Prove that if x and y are nonnegative real numbers, then (x+y)/2 ≥ sqrt(xy).
Use the technique of working backward from the desired conclusion. Where in the proof do we use the fact that x and y are nonnegative?
Well, this is one of those fancy math proofs that looks totally scary at first but can actually be broken down into simpler steps. Let's tackle it together, shall we?

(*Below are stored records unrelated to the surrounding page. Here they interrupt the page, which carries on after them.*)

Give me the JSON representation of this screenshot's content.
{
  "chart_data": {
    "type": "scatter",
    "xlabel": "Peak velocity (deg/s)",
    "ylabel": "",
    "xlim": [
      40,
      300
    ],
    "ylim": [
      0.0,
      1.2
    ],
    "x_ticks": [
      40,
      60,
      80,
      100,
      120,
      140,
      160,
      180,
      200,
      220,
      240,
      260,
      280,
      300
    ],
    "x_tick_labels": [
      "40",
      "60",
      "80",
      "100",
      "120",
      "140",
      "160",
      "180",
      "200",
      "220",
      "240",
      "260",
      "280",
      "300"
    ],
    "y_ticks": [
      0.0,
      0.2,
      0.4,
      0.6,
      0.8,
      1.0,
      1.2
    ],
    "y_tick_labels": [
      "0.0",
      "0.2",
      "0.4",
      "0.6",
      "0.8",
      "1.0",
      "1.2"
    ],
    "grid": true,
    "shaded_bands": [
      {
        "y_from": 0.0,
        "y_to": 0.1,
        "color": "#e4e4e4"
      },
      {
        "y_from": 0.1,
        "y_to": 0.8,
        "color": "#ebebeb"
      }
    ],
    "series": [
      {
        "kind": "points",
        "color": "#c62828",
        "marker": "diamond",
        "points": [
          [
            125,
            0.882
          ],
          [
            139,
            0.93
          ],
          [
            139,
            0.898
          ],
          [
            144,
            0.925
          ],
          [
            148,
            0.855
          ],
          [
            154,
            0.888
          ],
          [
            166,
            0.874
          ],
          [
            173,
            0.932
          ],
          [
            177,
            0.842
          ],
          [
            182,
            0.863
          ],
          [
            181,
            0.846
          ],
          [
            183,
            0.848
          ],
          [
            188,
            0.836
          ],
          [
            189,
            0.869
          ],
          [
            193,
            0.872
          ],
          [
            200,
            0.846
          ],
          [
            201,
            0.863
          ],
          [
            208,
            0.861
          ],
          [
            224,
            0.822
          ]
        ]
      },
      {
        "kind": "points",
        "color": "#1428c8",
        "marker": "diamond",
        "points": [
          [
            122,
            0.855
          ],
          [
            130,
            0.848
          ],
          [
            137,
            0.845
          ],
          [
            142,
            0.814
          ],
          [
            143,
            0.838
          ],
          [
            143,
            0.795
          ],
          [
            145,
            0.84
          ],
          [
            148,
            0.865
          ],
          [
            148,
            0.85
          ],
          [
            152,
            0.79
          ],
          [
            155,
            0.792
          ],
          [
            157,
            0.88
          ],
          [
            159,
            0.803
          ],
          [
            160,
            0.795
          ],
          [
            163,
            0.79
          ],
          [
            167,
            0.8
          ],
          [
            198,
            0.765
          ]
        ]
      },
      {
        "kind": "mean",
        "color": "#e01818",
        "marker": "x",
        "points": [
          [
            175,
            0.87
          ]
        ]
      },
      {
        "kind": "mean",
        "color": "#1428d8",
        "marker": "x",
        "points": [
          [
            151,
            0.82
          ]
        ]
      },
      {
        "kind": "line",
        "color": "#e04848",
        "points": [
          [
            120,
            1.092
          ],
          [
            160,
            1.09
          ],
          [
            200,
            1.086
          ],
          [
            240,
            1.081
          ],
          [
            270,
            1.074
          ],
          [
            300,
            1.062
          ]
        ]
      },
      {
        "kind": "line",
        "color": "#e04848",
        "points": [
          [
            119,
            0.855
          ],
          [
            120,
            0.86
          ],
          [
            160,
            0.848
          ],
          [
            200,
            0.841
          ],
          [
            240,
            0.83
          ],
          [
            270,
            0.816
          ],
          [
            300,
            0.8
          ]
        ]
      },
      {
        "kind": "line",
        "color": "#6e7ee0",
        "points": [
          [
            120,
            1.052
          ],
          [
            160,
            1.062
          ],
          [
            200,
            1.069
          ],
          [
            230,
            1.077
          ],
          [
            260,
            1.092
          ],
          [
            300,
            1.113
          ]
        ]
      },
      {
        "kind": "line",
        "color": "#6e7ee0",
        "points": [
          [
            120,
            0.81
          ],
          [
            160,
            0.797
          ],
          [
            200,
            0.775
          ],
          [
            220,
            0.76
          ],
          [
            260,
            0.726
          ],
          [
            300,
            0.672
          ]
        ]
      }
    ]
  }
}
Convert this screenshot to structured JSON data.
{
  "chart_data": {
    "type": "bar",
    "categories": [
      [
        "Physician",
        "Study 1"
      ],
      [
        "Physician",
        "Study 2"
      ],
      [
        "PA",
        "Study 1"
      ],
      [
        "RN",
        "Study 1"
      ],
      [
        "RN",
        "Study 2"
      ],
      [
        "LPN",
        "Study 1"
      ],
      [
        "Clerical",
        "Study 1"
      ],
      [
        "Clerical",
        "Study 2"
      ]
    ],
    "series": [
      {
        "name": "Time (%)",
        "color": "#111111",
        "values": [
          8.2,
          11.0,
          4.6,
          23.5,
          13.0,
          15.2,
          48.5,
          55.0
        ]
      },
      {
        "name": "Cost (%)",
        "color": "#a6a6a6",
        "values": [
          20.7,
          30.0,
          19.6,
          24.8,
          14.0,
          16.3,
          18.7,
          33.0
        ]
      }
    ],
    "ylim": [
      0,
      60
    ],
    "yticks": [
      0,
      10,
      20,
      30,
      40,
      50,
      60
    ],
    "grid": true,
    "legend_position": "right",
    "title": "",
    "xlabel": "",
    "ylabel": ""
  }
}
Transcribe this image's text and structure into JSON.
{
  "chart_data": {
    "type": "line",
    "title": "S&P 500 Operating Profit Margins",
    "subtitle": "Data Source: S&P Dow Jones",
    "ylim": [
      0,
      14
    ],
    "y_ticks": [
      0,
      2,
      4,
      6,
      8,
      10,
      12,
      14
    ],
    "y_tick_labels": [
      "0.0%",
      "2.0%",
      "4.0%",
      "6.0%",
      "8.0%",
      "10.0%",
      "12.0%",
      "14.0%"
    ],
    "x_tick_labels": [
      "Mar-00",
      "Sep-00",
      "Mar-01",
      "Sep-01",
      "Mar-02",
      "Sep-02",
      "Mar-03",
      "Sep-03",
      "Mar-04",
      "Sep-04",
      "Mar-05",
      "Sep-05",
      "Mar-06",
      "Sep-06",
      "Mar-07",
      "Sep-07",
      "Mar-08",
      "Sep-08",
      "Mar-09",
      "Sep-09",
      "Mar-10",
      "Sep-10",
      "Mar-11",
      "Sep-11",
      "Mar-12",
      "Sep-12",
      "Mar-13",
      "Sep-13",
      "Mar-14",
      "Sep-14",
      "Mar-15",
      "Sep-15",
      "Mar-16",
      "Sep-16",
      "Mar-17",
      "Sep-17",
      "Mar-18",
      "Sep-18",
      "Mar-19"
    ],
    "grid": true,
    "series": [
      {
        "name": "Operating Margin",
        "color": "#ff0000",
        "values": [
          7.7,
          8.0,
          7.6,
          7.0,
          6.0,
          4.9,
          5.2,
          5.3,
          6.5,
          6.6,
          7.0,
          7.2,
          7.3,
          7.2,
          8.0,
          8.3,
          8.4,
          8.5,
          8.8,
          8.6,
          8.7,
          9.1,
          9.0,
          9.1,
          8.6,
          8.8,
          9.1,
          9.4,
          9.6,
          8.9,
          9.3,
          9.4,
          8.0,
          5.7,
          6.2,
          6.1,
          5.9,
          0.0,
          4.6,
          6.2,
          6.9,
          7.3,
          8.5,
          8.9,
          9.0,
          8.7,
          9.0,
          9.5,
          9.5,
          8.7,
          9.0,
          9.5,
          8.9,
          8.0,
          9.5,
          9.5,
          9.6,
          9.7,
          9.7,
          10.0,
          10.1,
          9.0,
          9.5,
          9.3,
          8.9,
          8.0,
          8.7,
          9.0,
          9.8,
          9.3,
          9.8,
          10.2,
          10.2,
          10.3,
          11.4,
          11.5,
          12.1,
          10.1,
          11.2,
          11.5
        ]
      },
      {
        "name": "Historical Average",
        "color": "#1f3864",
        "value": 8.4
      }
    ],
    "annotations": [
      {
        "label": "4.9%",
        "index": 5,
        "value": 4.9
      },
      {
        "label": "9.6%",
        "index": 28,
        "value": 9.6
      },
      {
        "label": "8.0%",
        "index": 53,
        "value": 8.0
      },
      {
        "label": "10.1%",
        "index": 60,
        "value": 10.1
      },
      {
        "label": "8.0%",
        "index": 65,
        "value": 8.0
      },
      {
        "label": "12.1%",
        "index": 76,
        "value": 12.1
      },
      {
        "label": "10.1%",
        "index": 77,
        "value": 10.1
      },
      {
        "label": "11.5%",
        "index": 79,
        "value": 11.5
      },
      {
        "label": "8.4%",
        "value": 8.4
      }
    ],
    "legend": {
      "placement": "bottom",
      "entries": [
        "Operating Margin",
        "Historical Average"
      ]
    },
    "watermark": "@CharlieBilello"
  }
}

To prove that (x+y)/2 ≥ sqrt(xy), we'll work our way backward from the desired conclusion. So, let's start from the end and see how far we can go:
Desired conclusion: (x+y)/2 ≥ sqrt(xy)
Now, let's square both sides of the inequality to make our lives a bit easier:
((x+y)/2)^2 ≥ (sqrt(xy))^2
Expanding the left side:
(x^2 + 2xy + y^2)/4 ≥ xy
Now, multiplying both sides by 4 to get rid of that pesky denominator:
x^2 + 2xy + y^2 ≥ 4xy
Simplifying the left side:
x^2 - 2xy + y^2 ≥ 0
And now we're getting somewhere! This is the point where we use the fact that x and y are nonnegative. Since x and y are both nonnegative, their square terms (x^2 and y^2) are also nonnegative.
So, we have:
x^2 - 2xy + y^2 ≥ 0
Great! We've proved it! The fact that x and y are nonnegative is used here to guarantee that the left side of the inequality is nonnegative.
Voila! We've successfully proved that (x+y)/2 ≥ sqrt(xy) using the technique of working backward from the desired conclusion. And hey, isn't math just a wonderfully mysterious land of numbers and symbols?
To prove the inequality (x+y)/2 ≥ √(xy) for nonnegative real numbers x and y, we will use the technique of working backward from the desired conclusion.
Let's start with the desired conclusion:
(x+y)/2 ≥ √(xy)
We square both sides of the inequality to eliminate the square root:
[(x+y)/2]^2 ≥ (xy)
Expanding the left side of the inequality:
(x^2 + 2xy + y^2)/4 ≥ (xy)
Multiplying both sides by 4 to eliminate the fraction:
x^2 + 2xy + y^2 ≥ 4xy
Rearranging the terms:
x^2 + y^2 - 2xy ≥ 0
Now we need to examine where we used the fact that x and y are nonnegative. In this step, we need to use the fact that the square of any real number is nonnegative. Since x^2 and y^2 are squares, they are always nonnegative.
Therefore, the inequality x^2 + y^2 - 2xy ≥ 0 holds true for any real numbers x and y, regardless of their signs.
Hence, we have proven that if x and y are nonnegative real numbers, then (x+y)/2 ≥ √(xy).